2号機、解体用架台が手前にある構造物です。良く見ると青い筋があるのが分かるでしょうか。ここから上部がオペレーションフロアになります。つまりここから上部を来年度以降から解体され、上部開放になった後、使用済み燃料取り出しのための取り出しカバーが設置されていきます。


3号機原子炉建屋の側面です。サンドイッチ型に解体や片付け用の重機が動ける架台が設置されています。
飛散防止の役目はあまりありません。
本来の原子炉建屋は青い部分になります。


3号機原子炉建屋の架台正面と4号機の原子炉建屋上部にかけられた燃料取り出しカバー(構造物)です。
4号機は現在燃料取り出しが終わり、燃料が収められていたラック等は高い放射線を出し続けるため、水封入は現在も続いています。
燃料は取り出されました、後は解体を待つのみですが、保管する場所の問題などはこれからです。
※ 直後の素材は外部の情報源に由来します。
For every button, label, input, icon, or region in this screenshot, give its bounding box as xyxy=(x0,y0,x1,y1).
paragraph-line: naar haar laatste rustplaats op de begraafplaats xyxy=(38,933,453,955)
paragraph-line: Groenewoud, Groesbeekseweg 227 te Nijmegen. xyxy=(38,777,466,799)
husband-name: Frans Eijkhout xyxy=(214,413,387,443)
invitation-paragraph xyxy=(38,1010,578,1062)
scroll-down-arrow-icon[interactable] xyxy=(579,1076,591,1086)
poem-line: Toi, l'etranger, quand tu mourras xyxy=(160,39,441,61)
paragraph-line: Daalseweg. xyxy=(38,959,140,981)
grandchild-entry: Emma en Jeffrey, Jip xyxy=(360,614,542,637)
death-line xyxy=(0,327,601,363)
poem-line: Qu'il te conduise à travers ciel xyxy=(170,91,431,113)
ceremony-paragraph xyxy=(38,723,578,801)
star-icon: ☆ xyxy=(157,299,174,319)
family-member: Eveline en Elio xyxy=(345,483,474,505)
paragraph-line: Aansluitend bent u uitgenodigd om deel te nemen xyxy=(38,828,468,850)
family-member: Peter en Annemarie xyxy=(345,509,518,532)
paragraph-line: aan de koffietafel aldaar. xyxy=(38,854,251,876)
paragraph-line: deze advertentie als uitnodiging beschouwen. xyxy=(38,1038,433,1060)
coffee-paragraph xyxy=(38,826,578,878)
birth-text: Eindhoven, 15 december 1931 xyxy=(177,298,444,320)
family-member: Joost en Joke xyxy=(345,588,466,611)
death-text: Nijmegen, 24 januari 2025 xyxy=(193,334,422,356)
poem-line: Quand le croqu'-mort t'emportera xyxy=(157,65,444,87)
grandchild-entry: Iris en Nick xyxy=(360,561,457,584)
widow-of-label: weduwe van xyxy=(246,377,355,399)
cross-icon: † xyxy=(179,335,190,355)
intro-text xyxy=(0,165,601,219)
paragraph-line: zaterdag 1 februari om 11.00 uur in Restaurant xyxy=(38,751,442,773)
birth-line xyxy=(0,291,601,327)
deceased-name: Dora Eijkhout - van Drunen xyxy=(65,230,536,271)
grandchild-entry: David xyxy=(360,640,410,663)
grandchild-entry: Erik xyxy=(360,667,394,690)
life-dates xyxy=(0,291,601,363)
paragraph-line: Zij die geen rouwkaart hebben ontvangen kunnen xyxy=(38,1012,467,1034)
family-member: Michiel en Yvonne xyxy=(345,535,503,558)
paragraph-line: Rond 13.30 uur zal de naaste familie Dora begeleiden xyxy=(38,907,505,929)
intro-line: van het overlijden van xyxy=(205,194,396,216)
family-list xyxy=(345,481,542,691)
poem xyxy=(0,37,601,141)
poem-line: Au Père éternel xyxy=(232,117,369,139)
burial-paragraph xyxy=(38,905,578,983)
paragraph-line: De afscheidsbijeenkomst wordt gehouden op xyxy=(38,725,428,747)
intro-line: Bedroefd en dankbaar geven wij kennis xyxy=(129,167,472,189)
4号機燃料取り出し装置兼カバーの近影です。東京タワー1基分の鉄骨を使い耐震性を持たせたものです。
今は役目を終え、これからは東京タワー1基分のゴミをどうするかが課題です。


5,6号機原子炉建屋です。幸いにも原子力事故が防げた号機になります。
健全な姿を残す号機です。
こちらも廃炉は決まっていますが、優先度は低く、今は手をつけません。
これからこちらもゴミとしてどう処分していくかが課題です。


雑個体焼却炉
これは防護服やウエス(紙製の雑巾)、サージカルマスク、手袋といった作業で生まれるゴミを燃やす建物です。
こちらは約半年間設備トラブルで稼働していなかったものですが、今は24時間フル稼働で動いています。
そうするとこれまで、何百万着と処理できずにいた防護服関連ゴミが償却できるようになります。
減容(燃やして体積を減らす)をして、灰にしたらドラム缶で保管します。


福島第一原発の双葉町側の山が切り開かれています。注目したいのはこちら側にも、浄化済み水タンクが設置されていること。
今まで大熊町、原発入り口周辺にタンクエリアにタンクは集積されていましたが、余裕度(保管量)を持たせるためですね。
また、切り開かれた場所には4枚目にある雑木といった大型可燃物を燃やすための焼却炉を作る場所でもあります。
雑木がいつまでも処分出来ないのは、現在の焼却炉で燃やせないためです。
自然発火がした際には、放射性廃棄物が燃えるということになりますので、急ぎ対策が求められます。
消防の指導が入り、自然発火しないよう対策をしているそうです。

はじめて1Fに行った方は原子炉建屋に目を奪われがちですが、今現場が窮しているのは、どうやってゴミを管理していくか、集約する場所を確保するか、野積みのゴミを自然発火するリスクを抑えながらコンテナに詰めていくか、などに手こずっています。

3,4号機の間から海方面を見る

良く見ると土嚢のようなものが見えます。石が詰められた袋です。
これが1Fの津波対策の一つになります。
震災程度の津波にもある程度の効果を果すという評価になっています。

またもう一つ大きな対策はそれぞれの建屋の水密化です。(津波レベルの水圧に耐えられるよう作られた分厚い扉があります。
こちらは写真が取れません。理由は単純で建屋の入れるルートが悪い方々に知れてはいけませんよね。テロ防止と言います。

海側は視察者には開放されていません。
でも沢山の取組があって、私としては是非社会に伝えてほしいなぁと思います。
海からの侵入防止のため対策(詳細はあえて書けません)が施されています。

実は福島第一原発は健全になれば、なるほど写真などは撮れなくなります。
核防護物質防護レベルは秘匿性あってのものなので。
ですが、それが事故があった場所に果たして適切なのかは公益という観点から見ると難しいものになってきます。

一次情報を持つ東京電力のもっと知って欲しいという気持ちにかかっていたりします。